Dans l'ancien royaume indien de Kalinga, l'histoire est inscrite sur le corps des femmes : motifs religieux, charmes d'amour, symboles tribaux apaisent les dieux et forgent l'identité. Périple au coeur de l'extraordinaire diversité ethnique qu'offre la région rurale de l'Orissa, à la rencontre des communautés qui tentent de préserver leurs terres et leurs coutumes dans une Inde happée par le développement à marche forcée. Texte : Laure Siegel / Photos : Tom Vater

En Asie du sud, les tribus et certaines castes hindoues cultivent leur propre tradition de tatouage depuis des siècles - des Kalash au Pakistan aux Newari au Népal en passant par les Nagas en Inde.
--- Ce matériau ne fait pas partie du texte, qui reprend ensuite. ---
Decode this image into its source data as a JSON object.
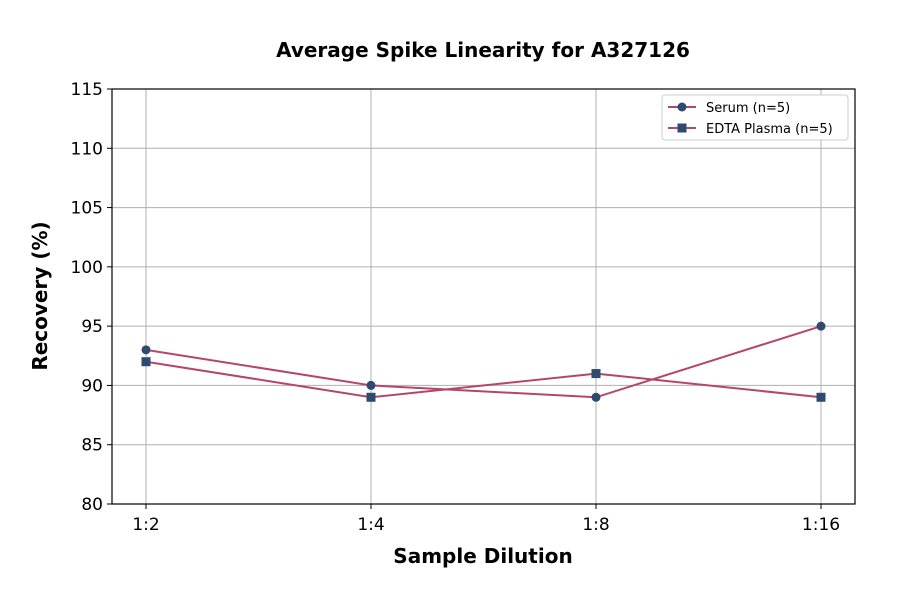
{
  "chart_data": {
    "type": "line",
    "title": "Average Spike Linearity for A327126",
    "xlabel": "Sample Dilution",
    "ylabel": "Recovery (%)",
    "categories": [
      "1:2",
      "1:4",
      "1:8",
      "1:16"
    ],
    "ylim": [
      80,
      115
    ],
    "yticks": [
      80,
      85,
      90,
      95,
      100,
      105,
      110,
      115
    ],
    "grid": true,
    "legend_position": "top-right",
    "line_color": "#b5466b",
    "marker_color": "#2e4a6e",
    "series": [
      {
        "name": "Serum (n=5)",
        "marker": "circle",
        "values": [
          93,
          90,
          89,
          95
        ]
      },
      {
        "name": "EDTA Plasma (n=5)",
        "marker": "square",
        "values": [
          92,
          89,
          91,
          89
        ]
      }
    ]
  }
}
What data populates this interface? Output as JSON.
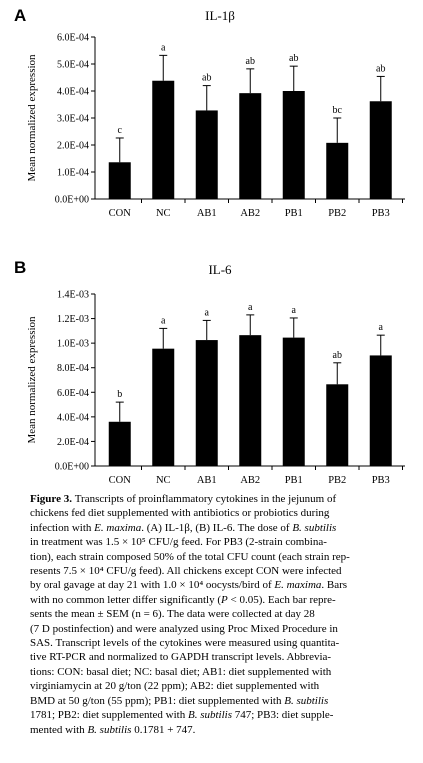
{
  "chart_data": [
    {
      "panel": "A",
      "type": "bar",
      "title": "IL-1β",
      "ylabel": "Mean normalized expression",
      "xlabel": "",
      "categories": [
        "CON",
        "NC",
        "AB1",
        "AB2",
        "PB1",
        "PB2",
        "PB3"
      ],
      "values": [
        0.000136,
        0.000438,
        0.000328,
        0.000392,
        0.0004,
        0.000208,
        0.000362
      ],
      "errors": [
        9e-05,
        9.4e-05,
        9.2e-05,
        9e-05,
        9.2e-05,
        9.2e-05,
        9.2e-05
      ],
      "letters": [
        "c",
        "a",
        "ab",
        "ab",
        "ab",
        "bc",
        "ab"
      ],
      "ylim": [
        0,
        0.0006
      ],
      "yticks": [
        "0.0E+00",
        "1.0E-04",
        "2.0E-04",
        "3.0E-04",
        "4.0E-04",
        "5.0E-04",
        "6.0E-04"
      ],
      "bar_color": "#000000",
      "grid": false
    },
    {
      "panel": "B",
      "type": "bar",
      "title": "IL-6",
      "ylabel": "Mean normalized expression",
      "xlabel": "",
      "categories": [
        "CON",
        "NC",
        "AB1",
        "AB2",
        "PB1",
        "PB2",
        "PB3"
      ],
      "values": [
        0.00036,
        0.000955,
        0.001025,
        0.001065,
        0.001045,
        0.000665,
        0.0009
      ],
      "errors": [
        0.00016,
        0.000165,
        0.00016,
        0.000165,
        0.00016,
        0.000175,
        0.000165
      ],
      "letters": [
        "b",
        "a",
        "a",
        "a",
        "a",
        "ab",
        "a"
      ],
      "ylim": [
        0,
        0.0014
      ],
      "yticks": [
        "0.0E+00",
        "2.0E-04",
        "4.0E-04",
        "6.0E-04",
        "8.0E-04",
        "1.0E-03",
        "1.2E-03",
        "1.4E-03"
      ],
      "bar_color": "#000000",
      "grid": false
    }
  ],
  "caption": {
    "label": "Figure 3.",
    "lines": [
      "Transcripts of proinflammatory cytokines in the jejunum of",
      "chickens fed diet supplemented with antibiotics or probiotics during",
      "infection with E. maxima. (A) IL-1β, (B) IL-6. The dose of B. subtilis",
      "in treatment was 1.5 × 10⁵ CFU/g feed. For PB3 (2-strain combina-",
      "tion), each strain composed 50% of the total CFU count (each strain rep-",
      "resents 7.5 × 10⁴ CFU/g feed). All chickens except CON were infected",
      "by oral gavage at day 21 with 1.0 × 10⁴ oocysts/bird of E. maxima. Bars",
      "with no common letter differ significantly (P < 0.05). Each bar repre-",
      "sents the mean ± SEM (n = 6). The data were collected at day 28",
      "(7 D postinfection) and were analyzed using Proc Mixed Procedure in",
      "SAS. Transcript levels of the cytokines were measured using quantita-",
      "tive RT-PCR and normalized to GAPDH transcript levels. Abbrevia-",
      "tions: CON: basal diet; NC: basal diet; AB1: diet supplemented with",
      "virginiamycin at 20 g/ton (22 ppm); AB2: diet supplemented with",
      "BMD at 50 g/ton (55 ppm); PB1: diet supplemented with B. subtilis",
      "1781; PB2: diet supplemented with B. subtilis 747; PB3: diet supple-",
      "mented with B. subtilis 0.1781 + 747."
    ]
  }
}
La pratique du gudna ('brûler l'aiguille' en hindi) permet de créer des bijoux éternels qui résistent à toutes les infortunes de la vie et a particulièrement été appropriée par les populations indigènes. Les Adivasis, littéralement les "habitants originels", représentent un quart de la population de l'Orissa, un pays de collines à l'est de l'Inde bordé par la baie du Bengale. L'Orissa est une région gorgée de ressources - minéraux, forêts, terres fertiles - mais en proie à des fléaux naturels - cyclones, inondations, sécheresses - et de sérieux problèmes économiques - pauvreté, manque d'éducation et d'infrastructures.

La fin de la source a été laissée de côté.